About the Journal

Focus and Scope

The Division of University Mission and Ministry at Boston College is pleased to announce the launching of a new journal, dedicated to exploring questions about the nature of the university in the twenty-first century.  Its specific mission is to foster conversation about the ways that faith traditions incite researchers and teachers to ask new questions about the world and the place of human beings within it.  It invites reflection on the ways that these traditions act as catalysts for inquiry in the sciences and social sciences, the professions, and the liberal arts.  It asks researchers to reflect on the ways that new developments in their fields help them to raise questions of transcendence, and offer insights into moral questions.  It offers a forum for reflection on the ways that universities today relate to religious congregations and traditions, both in their organizational structures and in their teaching and research, while at the same time operating with the freedom of inquiry that characterizes academic life today.  Finally, it addresses the neuralgic question of how universities today iterate an approach to knowledge that might be described as rooted in religious faith.

Peer Review Process

Both the authors and reviewers of essays in this journal are members of the Boston College Roundtables.  Authors submit essays in advance of the biannual meetings, and these drafts are the subject of conversation during the meetings.
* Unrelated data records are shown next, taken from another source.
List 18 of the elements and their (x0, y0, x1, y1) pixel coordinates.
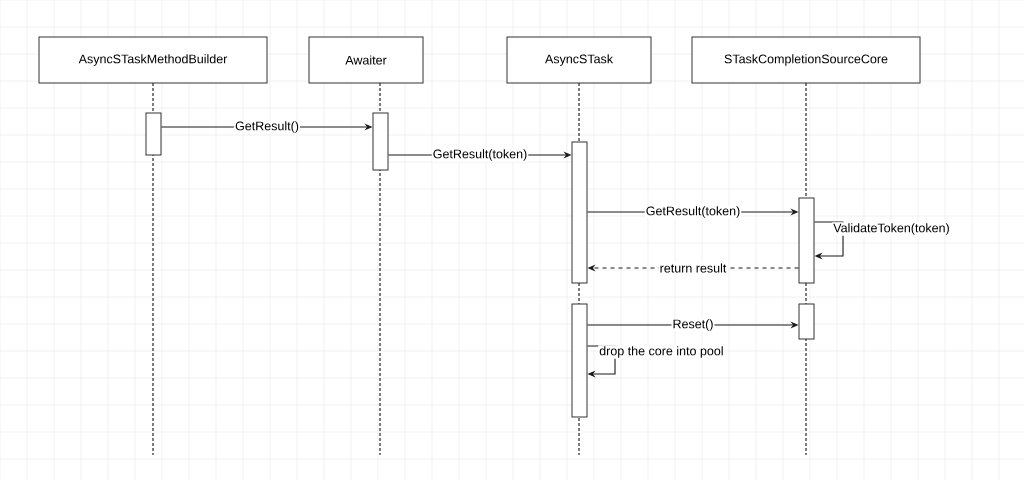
edge-label: GetResult(token) (644, 205, 742, 219)
activation-bar (798, 303, 815, 340)
edge-label: GetResult() (234, 120, 300, 134)
participant-box: AsyncSTaskMethodBuilder (38, 36, 268, 84)
edge-label: GetResult(token) (431, 148, 529, 162)
participant-box: Awaiter (308, 36, 424, 84)
edge-label: drop the core into pool (598, 345, 725, 359)
edge-label: Reset() (671, 318, 715, 332)
activation-bar (571, 303, 588, 418)
participant-box: STaskCompletionSourceCore (691, 36, 921, 84)
activation-bar (372, 112, 389, 171)
edge-label: return result (658, 262, 728, 274)
activation-bar (571, 141, 588, 284)
participant-box: AsyncSTask (506, 36, 652, 84)
activation-bar (798, 197, 815, 284)
activation-bar (145, 112, 162, 156)
edge-label: ValidateToken(token) (832, 222, 951, 236)
arrow (813, 221, 844, 260)
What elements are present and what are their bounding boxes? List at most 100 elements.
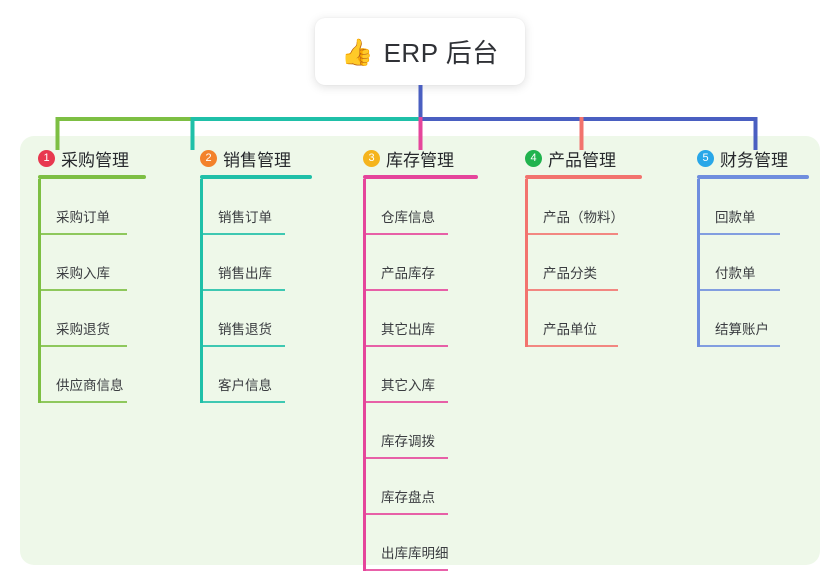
column-1[interactable]: 1 采购管理采购订单采购入库采购退货供应商信息 [38, 146, 146, 403]
column-badge-5: 5 [697, 149, 714, 167]
leaf-node-label: 销售出库 [218, 266, 272, 281]
leaf-node-rule [41, 233, 127, 235]
leaf-node-rule [366, 289, 448, 291]
leaf-node-rule [528, 289, 618, 291]
column-items-2: 销售订单销售出库销售退货客户信息 [200, 179, 312, 403]
leaf-node-rule [528, 345, 618, 347]
root-node-erp-backend[interactable]: 👍 ERP 后台 [315, 18, 525, 85]
leaf-node-label: 客户信息 [218, 378, 272, 393]
column-4[interactable]: 4 产品管理产品（物料） 产品分类产品单位 [525, 146, 642, 347]
leaf-node-label: 其它入库 [381, 378, 435, 393]
leaf-node-label: 库存调拨 [381, 434, 435, 449]
leaf-node-rule [203, 233, 285, 235]
leaf-node[interactable]: 库存盘点 [363, 459, 478, 515]
leaf-node-rule [366, 569, 448, 571]
column-header-2[interactable]: 2 销售管理 [200, 146, 312, 170]
leaf-node-label: 付款单 [715, 266, 756, 281]
leaf-node[interactable]: 销售出库 [200, 235, 312, 291]
column-header-rule-3 [363, 175, 478, 179]
leaf-node[interactable]: 销售订单 [200, 179, 312, 235]
leaf-node-label: 产品库存 [381, 266, 435, 281]
leaf-node-rule [366, 345, 448, 347]
leaf-node[interactable]: 产品单位 [525, 291, 642, 347]
column-stem-5 [697, 179, 700, 347]
leaf-node-label: 产品（物料） [543, 210, 624, 225]
leaf-node[interactable]: 其它出库 [363, 291, 478, 347]
column-badge-4: 4 [525, 149, 542, 167]
leaf-node[interactable]: 采购退货 [38, 291, 146, 347]
leaf-node[interactable]: 产品库存 [363, 235, 478, 291]
column-stem-1 [38, 179, 41, 403]
leaf-node-label: 销售订单 [218, 210, 272, 225]
leaf-node[interactable]: 其它入库 [363, 347, 478, 403]
leaf-node-rule [41, 401, 127, 403]
column-badge-3: 3 [363, 149, 380, 167]
leaf-node-label: 产品单位 [543, 322, 597, 337]
leaf-node-rule [700, 233, 780, 235]
leaf-node-rule [528, 233, 618, 235]
leaf-node[interactable]: 客户信息 [200, 347, 312, 403]
leaf-node[interactable]: 库存调拨 [363, 403, 478, 459]
leaf-node-label: 库存盘点 [381, 490, 435, 505]
leaf-node-rule [41, 289, 127, 291]
column-header-rule-1 [38, 175, 146, 179]
column-stem-4 [525, 179, 528, 347]
column-3[interactable]: 3 库存管理仓库信息产品库存其它出库其它入库库存调拨库存盘点出库库明细 [363, 146, 478, 571]
column-title-2: 销售管理 [223, 150, 291, 170]
leaf-node-label: 出库库明细 [381, 546, 449, 561]
leaf-node-rule [203, 345, 285, 347]
leaf-node[interactable]: 供应商信息 [38, 347, 146, 403]
leaf-node[interactable]: 采购订单 [38, 179, 146, 235]
leaf-node[interactable]: 产品（物料） [525, 179, 642, 235]
leaf-node[interactable]: 仓库信息 [363, 179, 478, 235]
leaf-node-label: 仓库信息 [381, 210, 435, 225]
column-header-rule-5 [697, 175, 809, 179]
leaf-node-rule [700, 345, 780, 347]
column-stem-3 [363, 179, 366, 571]
leaf-node-rule [203, 289, 285, 291]
column-stem-2 [200, 179, 203, 403]
leaf-node-label: 销售退货 [218, 322, 272, 337]
leaf-node-label: 供应商信息 [56, 378, 124, 393]
leaf-node[interactable]: 销售退货 [200, 291, 312, 347]
column-items-3: 仓库信息产品库存其它出库其它入库库存调拨库存盘点出库库明细 [363, 179, 478, 571]
column-header-4[interactable]: 4 产品管理 [525, 146, 642, 170]
leaf-node[interactable]: 付款单 [697, 235, 809, 291]
column-title-4: 产品管理 [548, 150, 616, 170]
leaf-node-rule [366, 401, 448, 403]
leaf-node-label: 其它出库 [381, 322, 435, 337]
leaf-node-rule [700, 289, 780, 291]
column-badge-2: 2 [200, 149, 217, 167]
column-items-4: 产品（物料） 产品分类产品单位 [525, 179, 642, 347]
diagram-background-panel [20, 136, 820, 565]
column-2[interactable]: 2 销售管理销售订单销售出库销售退货客户信息 [200, 146, 312, 403]
leaf-node-rule [366, 233, 448, 235]
leaf-node-rule [366, 513, 448, 515]
leaf-node[interactable]: 回款单 [697, 179, 809, 235]
leaf-node-label: 采购入库 [56, 266, 110, 281]
leaf-node-label: 采购退货 [56, 322, 110, 337]
root-node-title: ERP 后台 [383, 38, 499, 68]
leaf-node[interactable]: 采购入库 [38, 235, 146, 291]
column-header-1[interactable]: 1 采购管理 [38, 146, 146, 170]
column-title-3: 库存管理 [386, 150, 454, 170]
column-items-5: 回款单付款单结算账户 [697, 179, 809, 347]
leaf-node[interactable]: 产品分类 [525, 235, 642, 291]
leaf-node[interactable]: 出库库明细 [363, 515, 478, 571]
column-badge-1: 1 [38, 149, 55, 167]
leaf-node-rule [366, 457, 448, 459]
column-items-1: 采购订单采购入库采购退货供应商信息 [38, 179, 146, 403]
leaf-node-label: 结算账户 [715, 322, 769, 337]
column-header-rule-2 [200, 175, 312, 179]
leaf-node-label: 回款单 [715, 210, 756, 225]
column-header-3[interactable]: 3 库存管理 [363, 146, 478, 170]
leaf-node-label: 采购订单 [56, 210, 110, 225]
leaf-node-rule [41, 345, 127, 347]
leaf-node-label: 产品分类 [543, 266, 597, 281]
column-title-1: 采购管理 [61, 150, 129, 170]
leaf-node[interactable]: 结算账户 [697, 291, 809, 347]
thumbs-up-icon: 👍 [341, 36, 374, 67]
leaf-node-rule [203, 401, 285, 403]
Following each meeting, authors take the feedback from their peers and revise the essays accordingly.  The final versions, printed here in the Journal, reflect the collegial process of conversation and insight.

Open Access Policy

This journal provides immediate open access to its content on the principle that making research freely available to the public supports a greater global exchange of knowledge.

Journal History

The journal was launched in 2013 after Boston College hosted a Roundtable for scholars and administrators at various Catholic universities in the United States.  A major question that led to the convening of the Roundtable and the journal was what difference the Catholic intellectual tradition made in the work of teaching and research undertaken at Catholic universities.  How did scholars and administrators see their work as reflecting, contributing to, and critiquing that tradition?  How did that tradition shape the kind of work that faculty undertake, and how did it influence their teaching?

In 2014 Boston College will host a second Roundtable for scholars and administrators at other universities rooted in faith traditions.  The journal will reflect the ways that these universities similarly draw connections between a faith tradition and the work of the institution.